Le pape François dénonce aussi sévèrement l’avortement lors d’une audience publique qui fera polémique, en octobre 2018 : « On ne peut pas, cela n’est pas juste « supprimer » un être humain, même s’il est petit, pour résoudre un problème. C’est comme payer un tueur à gages pour résoudre un problème. »
« Il suffit d’être chrétien »
Les paroissiens de Bertrimoutier semblent tout aussi calmes que leur curé ; sur les trente messages reçus par celui-ci le mardi 22 novembre, au lendemain des publications dans la presse nationale, un seul est négatif. Une dame qui ne vient pas habituellement mais qui connait le prêtre lui a apporté une bonne bouteille et un gâteau en guise de soutien.
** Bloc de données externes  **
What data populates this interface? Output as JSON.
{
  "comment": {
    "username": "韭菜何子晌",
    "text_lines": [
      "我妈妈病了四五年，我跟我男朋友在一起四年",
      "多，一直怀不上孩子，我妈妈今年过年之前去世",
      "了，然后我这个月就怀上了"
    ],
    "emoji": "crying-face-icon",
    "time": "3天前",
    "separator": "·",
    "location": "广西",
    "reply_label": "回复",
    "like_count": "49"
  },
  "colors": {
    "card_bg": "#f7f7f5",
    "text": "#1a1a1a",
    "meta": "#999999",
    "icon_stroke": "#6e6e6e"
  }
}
À ceux qui considèrent que le message n’est plus audible aujourd’hui auprès de nos contemporains, l’abbé Schneider répond « que ce n’est pas parce qu’ils ne peuvent pas entendre, c’est qu’ils ne veulent pas suivre ».
L’abbé François Schneider, âgé de 75 ans et catholique pratiquant depuis toujours, a d’abord été professeur de français et de latin dans l’Éducation nationale. Il a d’ailleurs connu la vie conjugale : « mon épouse est morte il y a 45 ans et moi j’ai été ordonné il y a 29 ans. » Sa femme était, elle aussi professeur, mais de biologie et défendait activement la vie. Un combat qu’il n’a pas abandonné lorsqu’il est rentré au séminaire après douze ans de veuvage : « Il suffit d’être chrétien, c’est tout. »
L’abbé a récemment donné pour exemple à ses paroissiens la vie de Saint Marcellin, pape et martyr durant les persécutions de Dioclétien. Une vie qui l’inspire particulièrement et lui donne du courage à certains moments. La tradition rapporte que saint Marcellin aurait d’abord cédé au culte des idoles, mais l’évêque de Rome se reprit et devint martyr par fidélité à sa foi en Jésus-Christ.